Before trial, the parties stipulated that the total value of defendant’s interest in the funeral home business was $760,000.

A New York Custody Lawyer said that at trial, plaintiff testified that defendant had attempted to conceal his income when his ex-wife had moved for an increase in child support for his son from his previous marriage. According to a forensic accountant, in his testimony, defendant admitted that he received approximately $25,000 in unreported annual income.

After trial or on 24 October 2008, the Supreme Court imputed an additional $5,000 per year as income to defendant for the personal car expenses paid for by the funeral home; it further imputed the additional sums of $18,000 as annual income to defendant for the cash received from the funeral home which were used for personal expenses and $19,500 for the undistributed earnings of the funeral home; with regard to maintenance, the Supreme Court directed defendant to pay plaintiff, beginning 1 November 2008, the sums of $1,000 per month for the first two years, $750 per month for the next two years, and $500 per month until 1 November 2013.
Plaintiff moved to modify the decision so that the maintenance award would be retroactive to the date of her initial application.

A Suffolk County Family Lawyer said that on 13 February 2009, the Supreme Court granted plaintiff’s motion.

In a judgment entered 13 May 2009, the Supreme Court directed defendant to pay plaintiff: $1,000 per month from the date of the commencement of the action until 1 November 2010, $750 per month until 1 November 2012, and $500 per month until 1 November 2013 for maintenance; $188.91 per week for child support; $395,000 for plaintiff’s share in the funeral home business; 90% of the fee for the forensic accountant; and, $35,000 as attorney’s fee.
The defendant appealed.

First, according to defendant, the Supreme Court should have included a provision in the judgment stating that his maintenance obligation would terminate upon the death of either party or the plaintiff’s remarriage.

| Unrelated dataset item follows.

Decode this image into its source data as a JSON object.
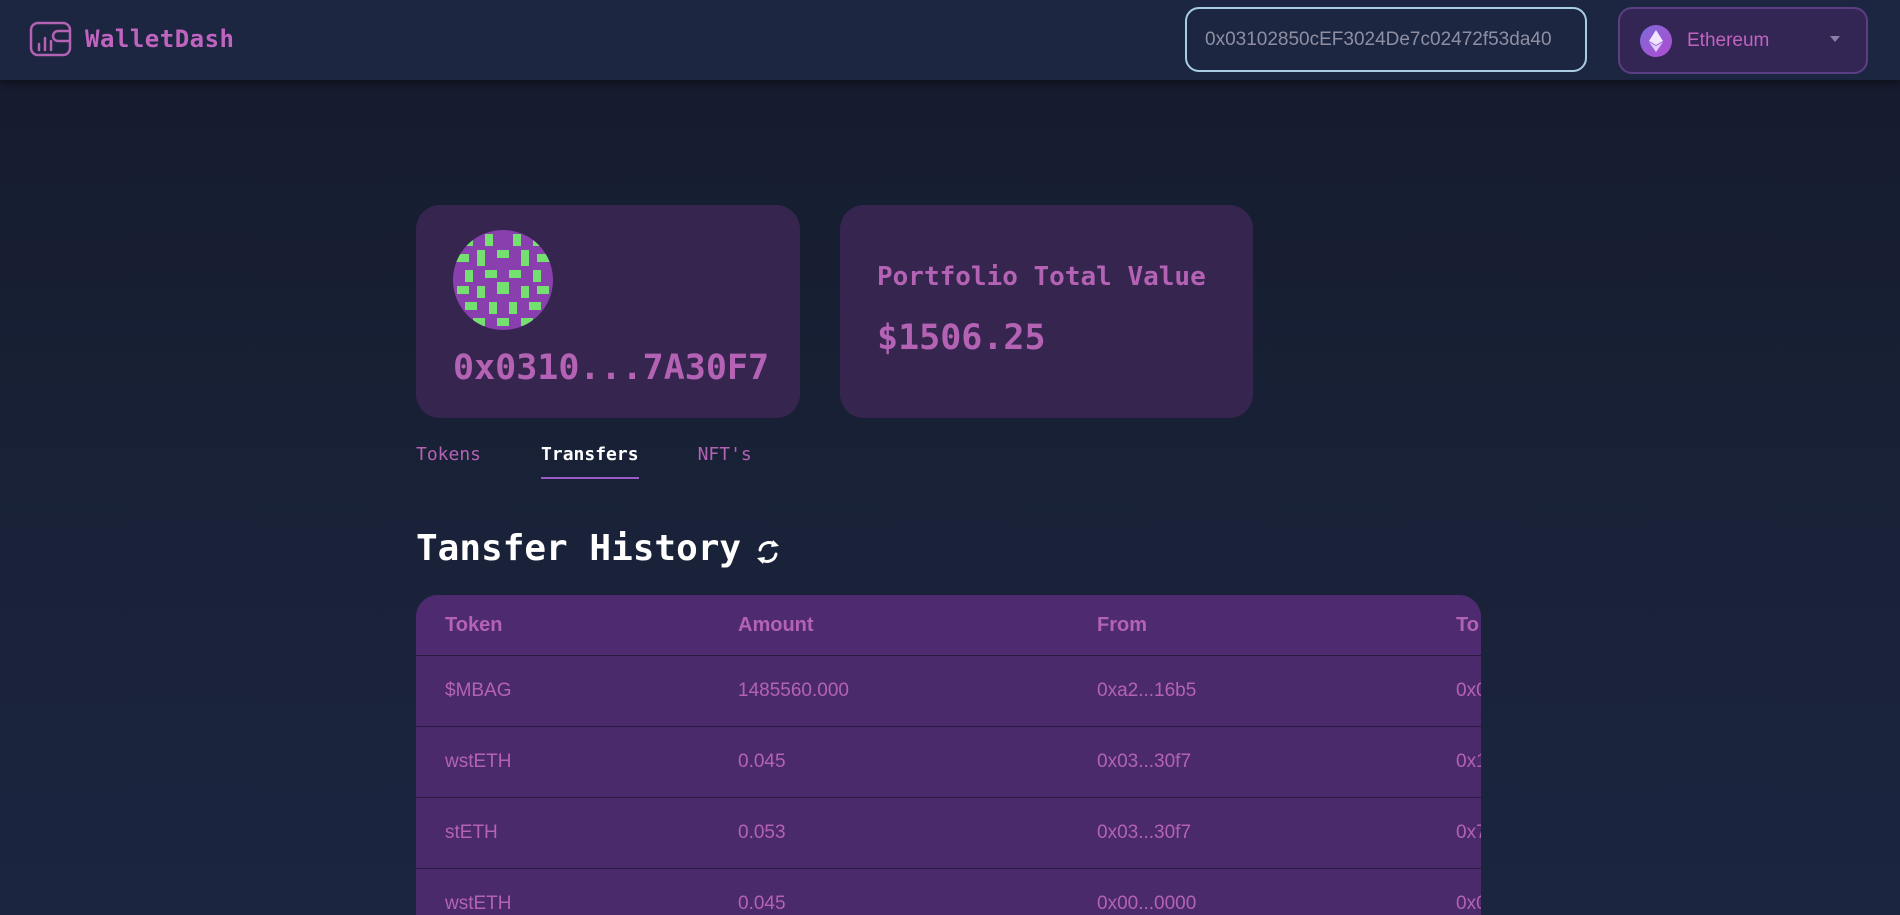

A Suffolk County Custody Lawyer said that in as much as the plaintiff agreed with the defendant, and consented to such a modification of the judgment, the court modified the judgment accordingly.

Second, as repeatedly held: “A court need not rely upon a party’s own account of his or her finances, but may impute income based upon the party’s past income or demonstrated future potential earnings. The court may impute income to a party based on his or her employment history, future earning capacity, educational background, or money received from friends and relatives. Where a party’s account is not believable, the court may impute a true or potential income higher than alleged.”

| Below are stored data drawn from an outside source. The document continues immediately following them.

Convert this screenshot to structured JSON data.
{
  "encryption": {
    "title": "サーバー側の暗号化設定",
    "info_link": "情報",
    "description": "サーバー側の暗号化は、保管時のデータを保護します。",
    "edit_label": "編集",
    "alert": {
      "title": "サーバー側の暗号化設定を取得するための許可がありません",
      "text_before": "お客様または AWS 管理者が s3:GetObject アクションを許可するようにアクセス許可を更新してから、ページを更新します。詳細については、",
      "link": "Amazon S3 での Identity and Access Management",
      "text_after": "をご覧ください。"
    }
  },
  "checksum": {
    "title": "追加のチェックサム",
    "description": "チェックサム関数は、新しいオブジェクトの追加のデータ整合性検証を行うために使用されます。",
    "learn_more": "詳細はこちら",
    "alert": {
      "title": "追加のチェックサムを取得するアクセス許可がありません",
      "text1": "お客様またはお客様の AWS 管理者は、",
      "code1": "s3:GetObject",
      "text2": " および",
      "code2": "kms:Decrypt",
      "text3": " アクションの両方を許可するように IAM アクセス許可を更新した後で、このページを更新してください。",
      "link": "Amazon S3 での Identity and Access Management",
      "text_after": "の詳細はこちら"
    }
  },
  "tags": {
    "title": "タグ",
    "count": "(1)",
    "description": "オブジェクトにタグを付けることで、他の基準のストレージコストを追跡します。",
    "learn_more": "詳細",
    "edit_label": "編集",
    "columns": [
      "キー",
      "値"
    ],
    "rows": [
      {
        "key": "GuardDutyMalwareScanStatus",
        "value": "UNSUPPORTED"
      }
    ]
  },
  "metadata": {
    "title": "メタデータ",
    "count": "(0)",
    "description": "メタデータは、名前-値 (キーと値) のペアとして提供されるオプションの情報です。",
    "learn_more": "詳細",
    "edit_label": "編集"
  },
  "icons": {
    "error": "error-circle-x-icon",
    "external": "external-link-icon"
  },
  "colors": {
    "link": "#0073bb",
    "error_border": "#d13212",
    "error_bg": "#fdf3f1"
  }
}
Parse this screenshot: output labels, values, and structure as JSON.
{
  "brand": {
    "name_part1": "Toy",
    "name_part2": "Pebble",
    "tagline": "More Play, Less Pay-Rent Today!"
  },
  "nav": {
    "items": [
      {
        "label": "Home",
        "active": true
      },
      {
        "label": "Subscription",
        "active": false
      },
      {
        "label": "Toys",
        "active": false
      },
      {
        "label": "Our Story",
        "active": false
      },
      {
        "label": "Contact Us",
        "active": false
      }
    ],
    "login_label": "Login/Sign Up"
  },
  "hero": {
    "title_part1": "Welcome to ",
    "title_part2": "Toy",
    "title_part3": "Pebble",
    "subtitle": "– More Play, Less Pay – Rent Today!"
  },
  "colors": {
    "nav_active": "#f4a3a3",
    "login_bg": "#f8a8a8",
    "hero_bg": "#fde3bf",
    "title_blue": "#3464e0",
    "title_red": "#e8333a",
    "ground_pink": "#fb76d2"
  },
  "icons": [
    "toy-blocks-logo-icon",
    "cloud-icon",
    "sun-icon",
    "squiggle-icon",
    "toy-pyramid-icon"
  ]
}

Here, the Supreme Court providently exercised its discretion in imputing income to defendant based on, among other things, the evidence of his attempts to conceal his true income.
Third, according to defendant, with regard to the maintenance award, the Supreme Court erred in changing the start date and duration of maintenance payments between the time it issued the decision and the time it issued the judgment.

Here, it must be noted that the Supreme Court modified its decision by issuing an order granting plaintiff’s motion to make the maintenance payments retroactive; thus, the judgment conformed to the decision.

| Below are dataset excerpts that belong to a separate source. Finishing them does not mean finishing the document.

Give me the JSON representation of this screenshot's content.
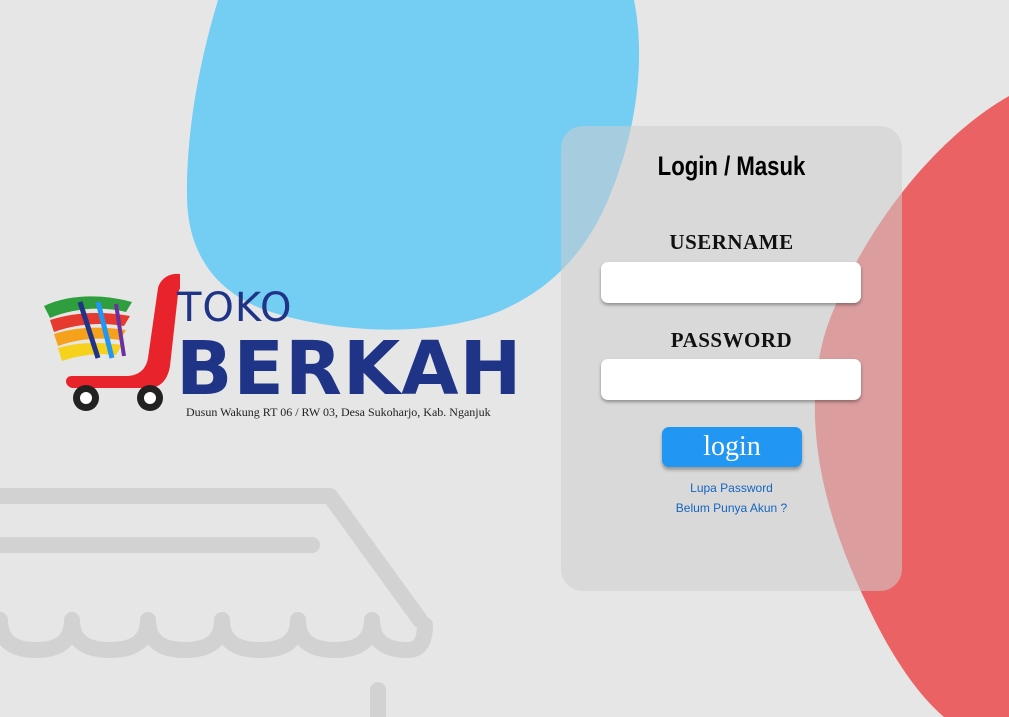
{
  "colors": {
    "background": "#e6e6e6",
    "blue_blob": "#74cdf3",
    "red_blob": "#ec4448",
    "brand_navy": "#1f3487",
    "button_blue": "#2196f3",
    "link_blue": "#1565c0"
  },
  "logo": {
    "line1": "TOKO",
    "line2": "BERKAH",
    "address": "Dusun Wakung RT 06 / RW 03, Desa Sukoharjo, Kab. Nganjuk",
    "icon": "shopping-cart-icon"
  },
  "login": {
    "title": "Login / Masuk",
    "username_label": "USERNAME",
    "username_value": "",
    "password_label": "PASSWORD",
    "password_value": "",
    "button_label": "login",
    "forgot_password": "Lupa Password",
    "register": "Belum Punya Akun ?"
  }
}
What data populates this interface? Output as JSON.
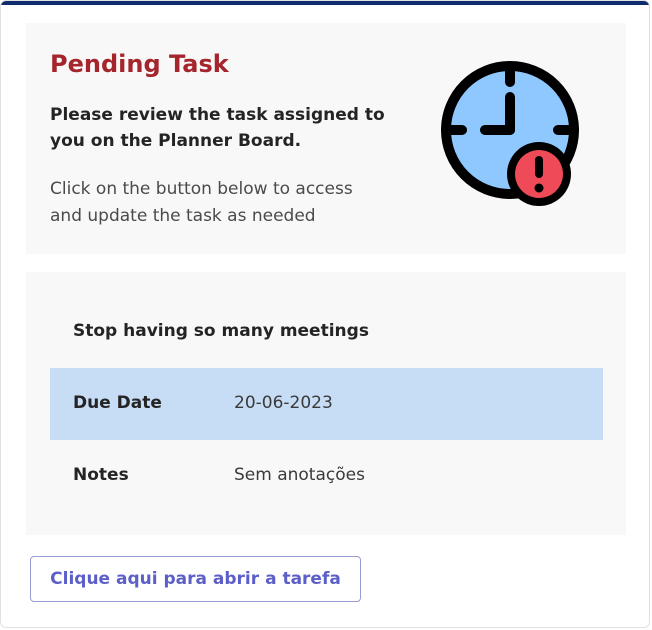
{
  "hero": {
    "title": "Pending Task",
    "line1": "Please review the task assigned to you on the Planner Board.",
    "line2": "Click on the button below to access and update the task as needed",
    "icon": "clock-alert-icon"
  },
  "task": {
    "title": "Stop having so many meetings",
    "fields": [
      {
        "label": "Due Date",
        "value": "20-06-2023"
      },
      {
        "label": "Notes",
        "value": "Sem anotações"
      }
    ]
  },
  "action": {
    "label": "Clique aqui para abrir a tarefa"
  },
  "colors": {
    "accent_bar": "#0f2c6e",
    "title": "#a4262c",
    "highlight_row": "#c7dcf5",
    "button_text": "#5b5fc7",
    "clock_face": "#8ec8ff",
    "alert": "#ef4a57"
  }
}
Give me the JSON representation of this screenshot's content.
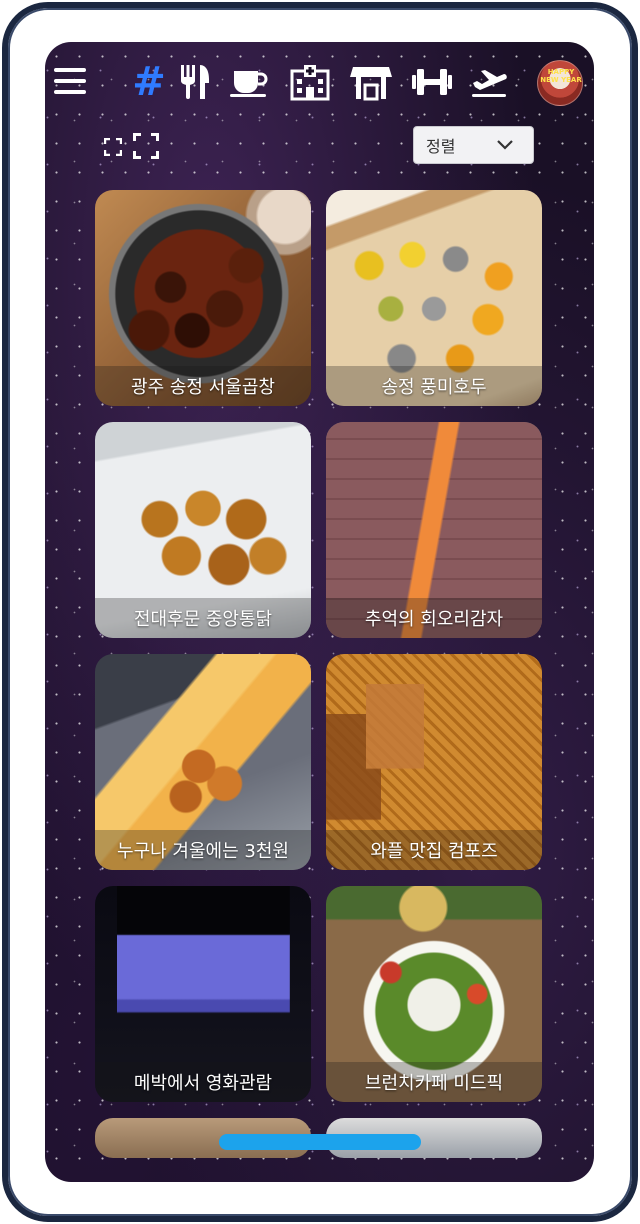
{
  "nav": {
    "items": [
      {
        "icon": "hashtag-icon",
        "glyph": "#",
        "active": true,
        "color": "#2f7bff"
      },
      {
        "icon": "fork-knife-icon"
      },
      {
        "icon": "coffee-cup-icon"
      },
      {
        "icon": "hospital-icon"
      },
      {
        "icon": "store-icon"
      },
      {
        "icon": "dumbbell-icon"
      },
      {
        "icon": "airplane-icon"
      }
    ],
    "avatar_text": "HAPPY NEW YEAR"
  },
  "controls": {
    "sort_label": "정렬"
  },
  "cards": [
    {
      "title": "광주 송정 서울곱창"
    },
    {
      "title": "송정 풍미호두"
    },
    {
      "title": "전대후문 중앙통닭"
    },
    {
      "title": "추억의 회오리감자"
    },
    {
      "title": "누구나 겨울에는 3천원"
    },
    {
      "title": "와플 맛집 컴포즈"
    },
    {
      "title": "메박에서 영화관람"
    },
    {
      "title": "브런치카페 미드픽"
    }
  ],
  "colors": {
    "accent": "#2f7bff",
    "home_indicator": "#1ca3ec",
    "background": "#1a1026"
  }
}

Fourth, according to defendant, the Supreme Court failed to account for the consequences of embedded capital gains taxes in determining the value of the defendant’s interest in the funeral home business for equitable distribution purposes.

Here, defendant had already entered into a stipulation with plaintiff establishing the value of the funeral home business. Thus, the argument was bereft of merit.

Fifth, a court must consider the equities and circumstances of each particular case and the parties’ respective financial positions in determining a counsel fee application.

Here, the Supreme Court providently exercised its discretion in awarding a counsel fee to plaintiff, and it also providently exercised its discretion in directing defendant to pay 90% of the forensic accountant’s fee.

The defendant’s remaining contentions were unmeritorious.

In sum, the judgment was modified, on the law, by adding thereto a provision terminating defendant’s maintenance obligations upon the death of either party or plaintiff’s remarriage; as so modified, the judgment was affirmed insofar as appealed from, with costs.